Понедельник, 29 октября

Он взглянул на часы на своем столе: уже три. Он здесь с утра. Пора сделать перерыв.

Джон отодвинул кресло и встал. Ему уже сорок три, но после отдыха он чувствует себя так, словно скинул десяток лет. Худой, стройный, загорелый, выглядит по-спортивному. На лице уже морщины, но все равно вид мальчишеский. Длинные каштановые волосы связаны банданой, отчего он выглядит человеком, которому никогда не стать взрослым. Бледно-зеленые глаза глядят на мир, словно пытаясь решить, что с этим миром делать.

И действительно, Джон Росс уже давно пробует расшифровать тайну смысла жизни.

Он стоял, опираясь на рукоятку из полированного грецкого ореха, думая о том, что произойдет, если он останется глух к последнему предупреждению, последовавшему после отъезда в приют, и разрыва связующих нитей со Словом. Он уже несколько месяцев постоянно думал: наверное, нет причины откладывать, нужно принять решение и следовать ему. Но не мог заставить себя, пусть он даже перестал быть Рыцарем Слова, и магия посоха ему более не служит.

Он медленно провел пальцами по гладкому дереву, пытаясь понять, почему он все еще к нему привязан. Но посох молчал. Джон даже не знал, подчиняется ли ему магия посоха, ибо ни тепла, ни свечения не замечал. Посох словно не ощущал его присутствия.

Джон закрыл глаза. Он хотел бы вернуть свою прежнюю жизнь — ту, от которой отказался, став Рыцарем Слова. Лучше бы рискнуть всем, что есть — лишь бы вновь обрести ее. И, пожалуй, он уже это сделал, мрачно подумал Джон. Ведь Слово было Творцом. Что чувствует Создатель, когда заявляешь Ему, что решил аннулировать соглашение? Может быть, Россу и не суждено этого постичь. Сейчас он знал одно: жизнь снова принадлежит ему, и он так легко от нее не отступится. А посох просто служил напоминанием о том, что ушло и больше не греет душу.
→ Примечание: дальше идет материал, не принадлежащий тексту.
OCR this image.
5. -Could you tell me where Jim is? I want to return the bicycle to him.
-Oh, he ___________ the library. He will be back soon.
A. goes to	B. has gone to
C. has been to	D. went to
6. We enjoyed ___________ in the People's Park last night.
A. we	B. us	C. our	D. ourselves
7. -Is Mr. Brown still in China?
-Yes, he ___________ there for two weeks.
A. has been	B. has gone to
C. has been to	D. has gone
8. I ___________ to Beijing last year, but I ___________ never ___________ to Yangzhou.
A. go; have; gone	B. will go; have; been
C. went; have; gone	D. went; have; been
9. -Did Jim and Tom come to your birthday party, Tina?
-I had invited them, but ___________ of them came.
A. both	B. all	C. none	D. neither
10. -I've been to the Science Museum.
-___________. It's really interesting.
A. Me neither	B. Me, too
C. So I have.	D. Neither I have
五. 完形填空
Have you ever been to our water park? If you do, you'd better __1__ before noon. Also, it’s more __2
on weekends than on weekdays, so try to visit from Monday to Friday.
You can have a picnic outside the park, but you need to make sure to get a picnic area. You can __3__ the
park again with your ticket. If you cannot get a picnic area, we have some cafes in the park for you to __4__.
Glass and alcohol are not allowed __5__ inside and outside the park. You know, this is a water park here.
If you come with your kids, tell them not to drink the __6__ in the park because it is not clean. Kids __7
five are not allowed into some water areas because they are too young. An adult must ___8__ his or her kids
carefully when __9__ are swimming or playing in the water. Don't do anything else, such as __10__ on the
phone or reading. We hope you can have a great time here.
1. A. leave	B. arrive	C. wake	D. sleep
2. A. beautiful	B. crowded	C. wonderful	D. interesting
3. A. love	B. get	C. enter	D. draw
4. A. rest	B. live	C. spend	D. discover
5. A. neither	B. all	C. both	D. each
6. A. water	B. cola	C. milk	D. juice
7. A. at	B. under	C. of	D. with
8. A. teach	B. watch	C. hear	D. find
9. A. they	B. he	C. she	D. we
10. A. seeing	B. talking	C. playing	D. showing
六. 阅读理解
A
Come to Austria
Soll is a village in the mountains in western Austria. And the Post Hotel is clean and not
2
До Джона донесся пронзительный голос, звуки рыданий. Это Делла Дженкинс внизу в холле. Вот она прошла мимо двери кабинета, что-то бормоча, разочарованно качая головой. Потом вернулась с охапкой документов. Он с любопытством прошел следом за ней, опираясь на посох, в вестибюль в передней части старого здания. Делла сегодня работала за администратора на входе, а понедельник — день тяжелый. Похоже, что по выходным случается больше всяких происшествий, конфликтов, взрывов эмоций, мирно варившихся в собственном соку всю неделю, а то и месяцы или даже годы. Он никогда не понимал, отчего так происходит. Почему такие моменты вечно выпадают на выходные? Загадка какая-то. Джон всегда считал, что для разборок больше годится пятница, но, может быть, уикэнды символизируют разрушенные мосты между неделями, а понедельникам предстоит эти мосты восстанавливать?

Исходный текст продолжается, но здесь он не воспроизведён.